Commonplace, a US-based alternative to Facebook Marketplace, with built-in payments and delivery, designed for the growing number of people who want to buy and sell secondhand but don’t want the risks of meeting strangers, is contemplating a move into the Canadian market.

Commonplace is a logistics-enabled local marketplace focused on buying and selling bulky, high-value secondhand items like fitness equipment, wellness products, appliances, mobility and furniture. The company was built around a simple idea: people want the savings of buying secondhand, but not the friction, risk, or inconvenience that traditionally comes with it, explained Ari Kimmelfeld, Founder. 

We launched two years ago with a focus on home gym equipment and wellness products, categories where traditional peer-to-peer marketplaces tend to break down due to logistics and trust challenges. From there, we’ve expanded into broader home categories like appliances, outdoor equipment, and furniture. (cars, golf carts, and ebikes coming this month).

Ari Kimmelfeld
Ari Kimmelfeld

“What makes Commonplace different is that we are not just a listing platform. We handle the hardest parts of the transaction, including payments and delivery. Today, we operate with a network of thousands of trained delivery professionals, enabling us to facilitate transactions that would otherwise be too difficult or risky for typical marketplaces.

“In terms of reach, we serve users across the U.S., anywhere from northern Montana to southern Texas and coast to coast. We deliver within 1,000 miles of the seller, so buyers can shop for items that may not otherwise be available near them. This is especially beneficial for users who are far from a major metro area. Importantly, our delivery rates are a fraction of the cost of a typical moving company, and our aim is to reduce delivery fees over time.”

Canada is definitely a market Kimmelfeld is thinking about.

“There’s already strong secondhand demand through platforms like Facebook Marketplace and Kijiji, but the experience is still very manual. You have to deal with strangers, figure out delivery, and take on payment risk,” he said.
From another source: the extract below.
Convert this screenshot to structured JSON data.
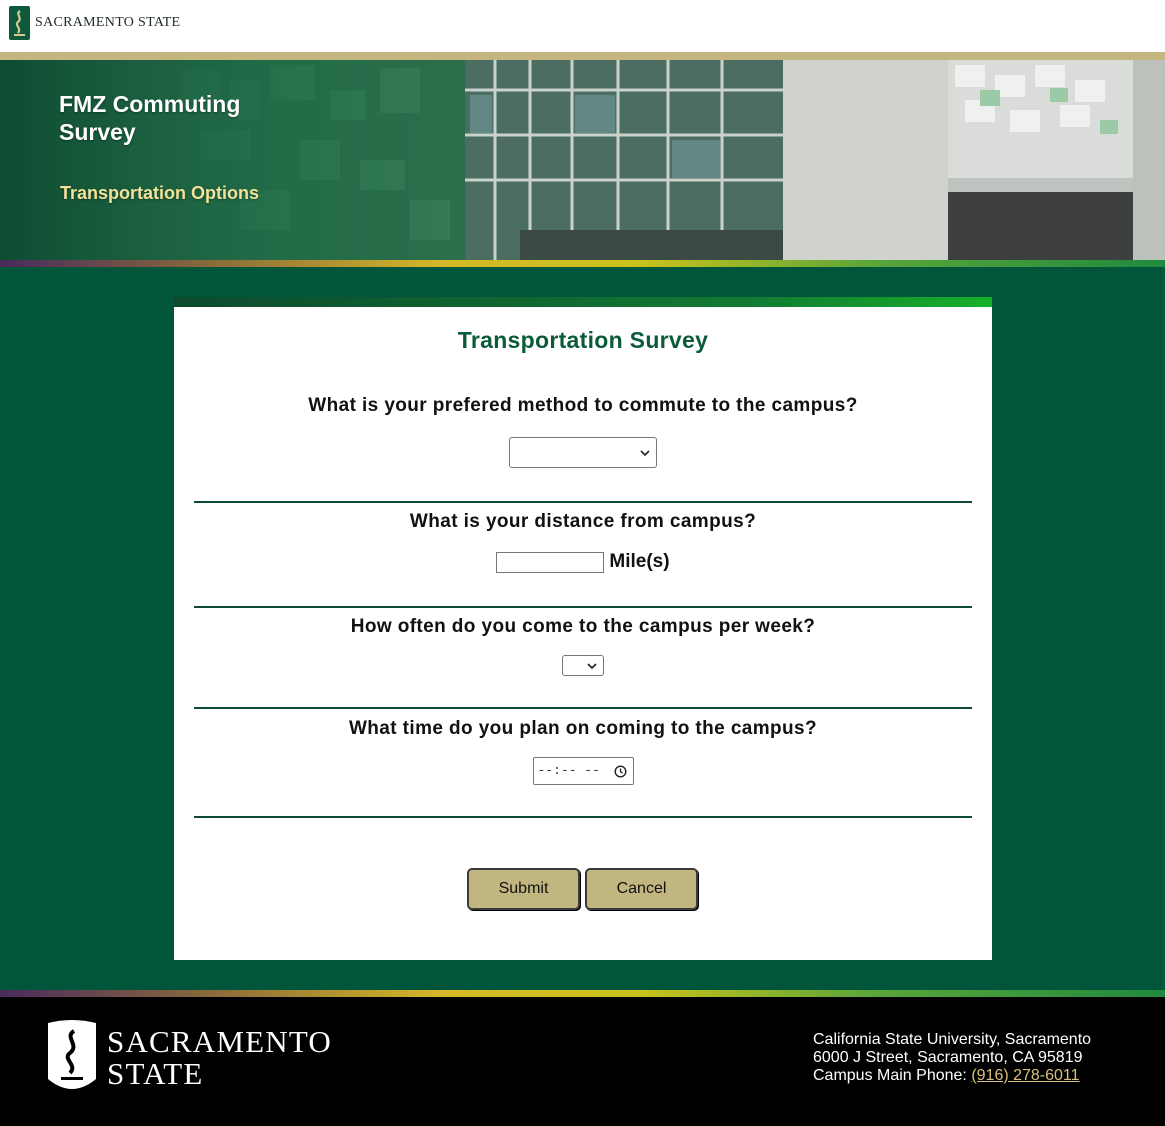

“In Canada, those problems are even bigger because of distance and higher logistics costs. That’s where Commonplace fits in. We handle delivery, payments, and add inspection and warranty so people can actually trust what they’re buying.

“It’s a market with a lot of premium inventory and a fragmented resale experience, which is exactly what we’re built for.”

Kimmelfeld said consumers want secondhand prices without secondhand risk. The future of recommerce belongs to platforms that make buying used feel as safe and convenient as buying new.

The growth of secondhand shopping is raising the bar across the board. Consumers no longer see recommerce as a fringe behavior. They see it as a smarter way to shop, especially for high-ticket items. But with that shift, they prefer the experience that feels far more professional than the old peer-to-peer model. People still want the value of buying secondhand, but they do not want the friction, uncertainty, or risk that traditionally came with it. They want trusted listings, secure payments, delivery they can rely on, and a process that feels as easy as buying new,” he said.

The biggest issues are scams, unsafe meetups, unreliable sellers and buyers, payment risk, and the operational hassle of moving large items. On traditional platforms, users often have to message strangers, negotiate endlessly, figure out logistics themselves, and hope the item is real and in the condition described. That might be tolerable for a lamp or a chair, but it breaks down for bulky, expensive items like gym equipment, saunas, appliances, and wellness products. Commonplace is built to remove that chaos by creating a more structured, trusted experience with secure payments, managed delivery, and more seller accountability throughout the transaction.

“Each item undergoes a driver inspection and customer verification before it is picked up. On more technical items like Hot tubs, golf carts, or cars we offer a professional mechanic inspection of the item prior to pickup, so the customer can get a full operating report on the item before spending a few thousand dollars on it. Additionally, for added trust we charge a $1 deposit and only charge the remaining amount once the customer can see it delivered and tested. “

Commonplace image
Commonplace image

Kimmelfeld said built-in payments and delivery fundamentally change the experience from informal and risky to seamless and dependable. 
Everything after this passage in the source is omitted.